In time, written languages start to breed with each other, as with Sumerian cuneiform and Akkadian script. Most remnants of any original ‘natural’ symbology are obscured or erased entirely (except, once again, in Chinese!). The array of written symbols themselves becomes totally abstract. In many definite ways they become the new nature in which we exist. Is it the laws of society that control us through language, or the laws of written language that controls us through society? It’s hard to tell.

Having become independent of speech, writing became a universal mark of social class and power. Simply being human is the only requirement for speech. Wealth, position, and education are necessary for writing. Nothing about writing is natural. It is the ultimate artifice, the primal human technology. No matter how much writing describes, recounts, or even directs the world, it is not of the world but an entirely human convention about the world to create “An infinity of fictions, one layered atop the other.” And many of these fictions are meant to manipulate, constrain, and control.

The undeciphered scripts analysed by Ferrara are actually evidence that we have no certainty about how writing emerged or when. Her story is one of those infinity of fictions which writing itself promotes. And it is a fiction with theological resonance. In addition to being our fundamental technology, written language is also our fundamental religion. It seems to have created itself ex nihilo, out of nothing. We cannot imagine a world without it. It keeps us safe and it oppresses us with complete impunity. It is everywhere simultaneously and at every time and yet nowhere definite and timeless. It is within us, around us, and totally separate from us in the manner of the Christian Trinity. We trust it but we are wary of its capacity to deceive. When we pray, we honour it. When we recite a creed, we extol its power. We worship it through education in the hope of a better, fairer, more peaceful life… or just to survive.

We recognise not language itself but written language as the ultimate source of power. It is the power of contracts, of the design specs for nuclear bombs, of worldwide literary culture. And through science and engineering it is power over the natural world certainly, but also power over each other. Those brought together by language compete against others bound through other languages. Within each language ‘tribe’ we compete for power with each other, mainly the power over language itself in legislation, policy, rules of recognition and advancement. Particularly in democracy, power is sought through the language of persuasion and promise and exercised in written laws, regulations and codes.

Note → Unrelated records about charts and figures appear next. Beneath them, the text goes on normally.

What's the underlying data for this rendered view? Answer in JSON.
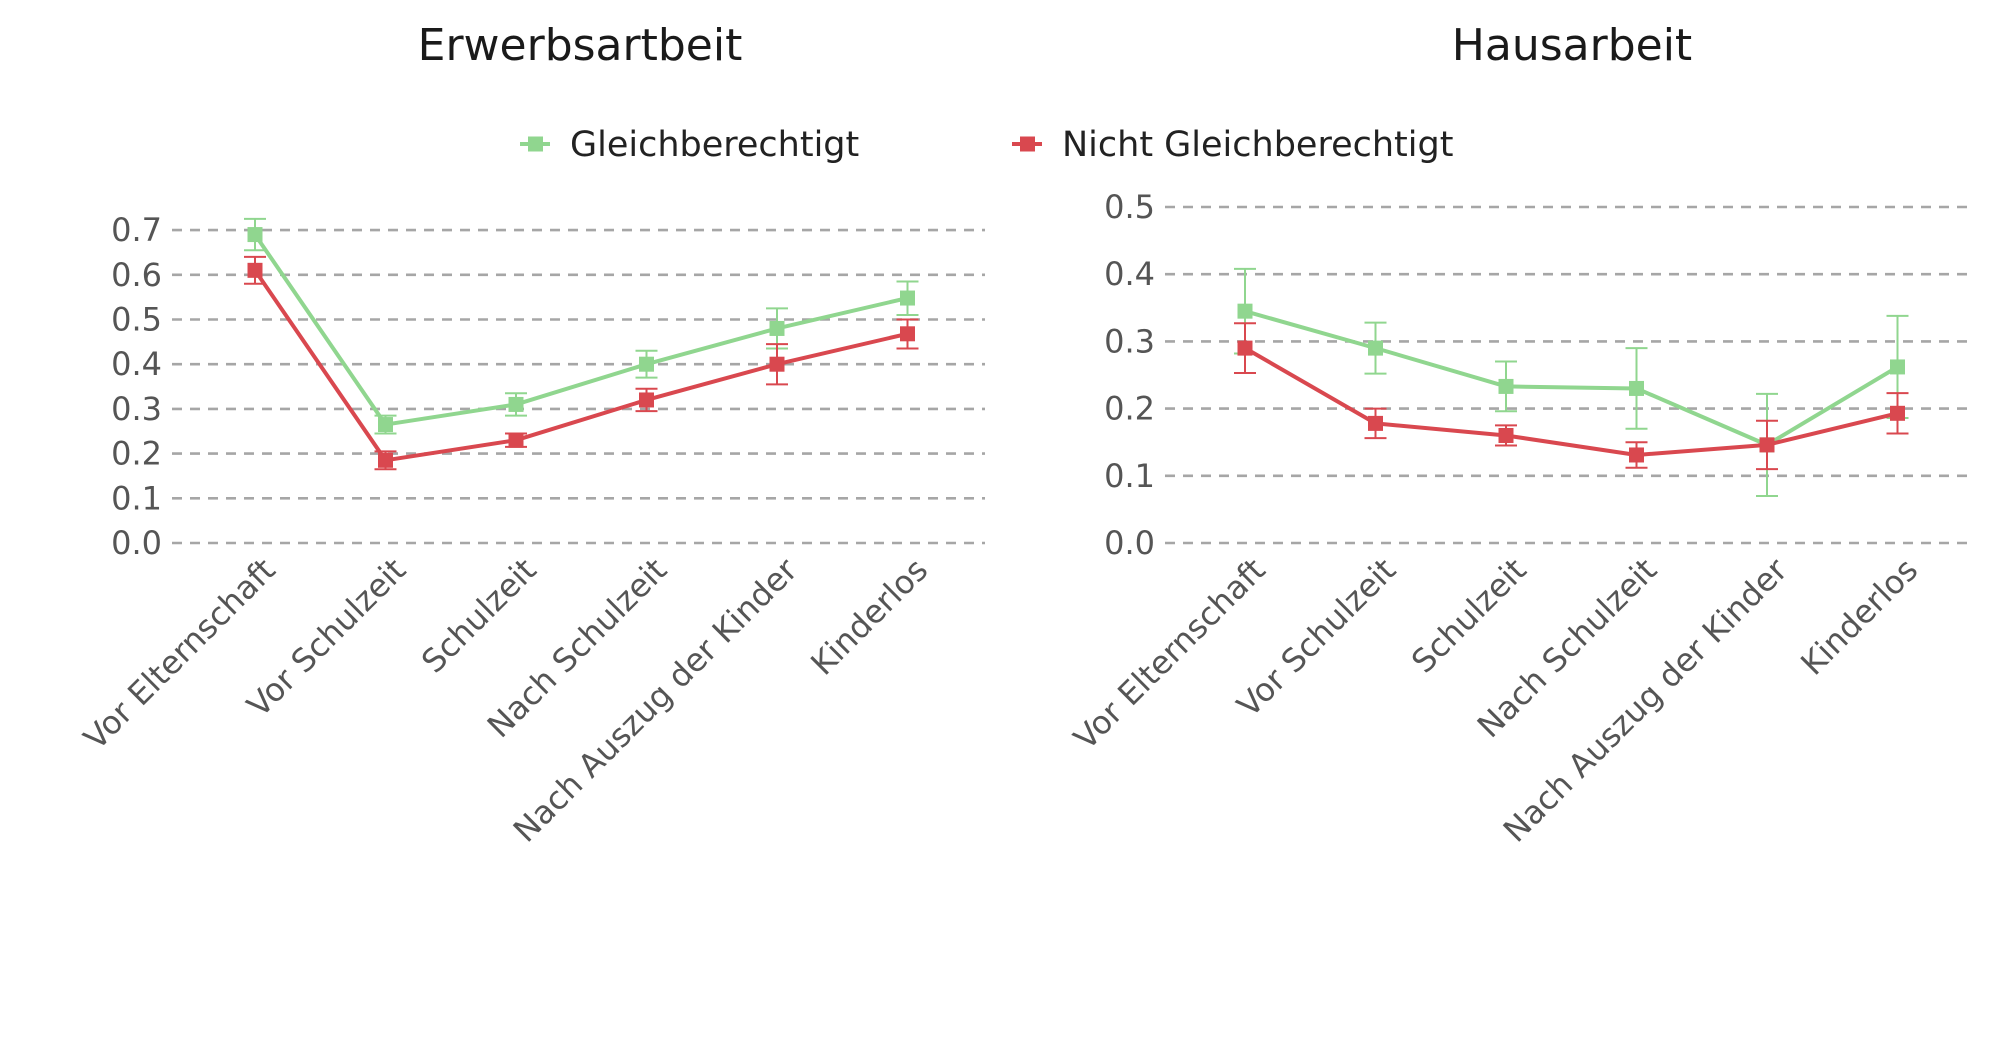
{
  "legend": {
    "items": [
      {
        "label": "Gleichberechtigt",
        "color": "#90d68f"
      },
      {
        "label": "Nicht Gleichberechtigt",
        "color": "#d9484f"
      }
    ]
  },
  "chart_data": [
    {
      "type": "line",
      "title": "Erwerbsartbeit",
      "xlabel": "",
      "ylabel": "",
      "categories": [
        "Vor Elternschaft",
        "Vor Schulzeit",
        "Schulzeit",
        "Nach Schulzeit",
        "Nach Auszug der Kinder",
        "Kinderlos"
      ],
      "yticks": [
        "0.0",
        "0.1",
        "0.2",
        "0.3",
        "0.4",
        "0.5",
        "0.6",
        "0.7"
      ],
      "ylim": [
        0,
        0.72
      ],
      "grid": true,
      "series": [
        {
          "name": "Gleichberechtigt",
          "color": "#90d68f",
          "values": [
            0.69,
            0.265,
            0.31,
            0.4,
            0.48,
            0.548
          ],
          "lower": [
            0.655,
            0.245,
            0.285,
            0.37,
            0.435,
            0.51
          ],
          "upper": [
            0.725,
            0.285,
            0.335,
            0.43,
            0.525,
            0.585
          ]
        },
        {
          "name": "Nicht Gleichberechtigt",
          "color": "#d9484f",
          "values": [
            0.61,
            0.185,
            0.23,
            0.32,
            0.4,
            0.468
          ],
          "lower": [
            0.58,
            0.165,
            0.215,
            0.295,
            0.355,
            0.435
          ],
          "upper": [
            0.64,
            0.205,
            0.245,
            0.345,
            0.445,
            0.5
          ]
        }
      ]
    },
    {
      "type": "line",
      "title": "Hausarbeit",
      "xlabel": "",
      "ylabel": "",
      "categories": [
        "Vor Elternschaft",
        "Vor Schulzeit",
        "Schulzeit",
        "Nach Schulzeit",
        "Nach Auszug der Kinder",
        "Kinderlos"
      ],
      "yticks": [
        "0.0",
        "0.1",
        "0.2",
        "0.3",
        "0.4",
        "0.5"
      ],
      "ylim": [
        0,
        0.5
      ],
      "grid": true,
      "series": [
        {
          "name": "Gleichberechtigt",
          "color": "#90d68f",
          "values": [
            0.345,
            0.29,
            0.233,
            0.23,
            0.146,
            0.262
          ],
          "lower": [
            0.282,
            0.252,
            0.196,
            0.17,
            0.07,
            0.186
          ],
          "upper": [
            0.408,
            0.328,
            0.27,
            0.29,
            0.222,
            0.338
          ]
        },
        {
          "name": "Nicht Gleichberechtigt",
          "color": "#d9484f",
          "values": [
            0.29,
            0.178,
            0.16,
            0.131,
            0.146,
            0.193
          ],
          "lower": [
            0.253,
            0.156,
            0.145,
            0.112,
            0.11,
            0.163
          ],
          "upper": [
            0.327,
            0.2,
            0.175,
            0.15,
            0.182,
            0.223
          ]
        }
      ]
    }
  ]
}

The written word has become so dominant that we find it difficult to distinguish it from the natural world at all. The Egyptians scratched out the written names of people and animals on graves and monuments to neutralise their threat. The ancient Chinese created “flash fictions,” prophecies which gained credibility by being carved on turtle shells. Hebrews and Christians published bogus biblical genealogies to establish royal lineages. Isaac Newton devoted as much time to the arcane texts of alchemical magic as he did to his experiments in physics. Randolph Hearst single-handedly sparked the American War against Spain through his newspapers. And, of course, Donald Trump controls the American Republican Party, and Putin the Russian state through patent falsehoods via the internet, written words carried by the technologies built on and by previous written words.

So Ferrara is absolutely correct when she calls writing the greatest invention, or rather inventions since they were discovered independently in probably a half dozen places. Arguably it is written language which is the sine qua non of what we mean by civilisation, the collecting together into cities. And it written language that has enabled empires, industrial progress and vastly increased human numbers and longevity. But it is also written language which may eventually eliminate our species either through mutual self-destruction or the destruction of the minimal conditions for human living. Writing tears us apart as vigorously as it binds us together. Bloody, bloody Babel.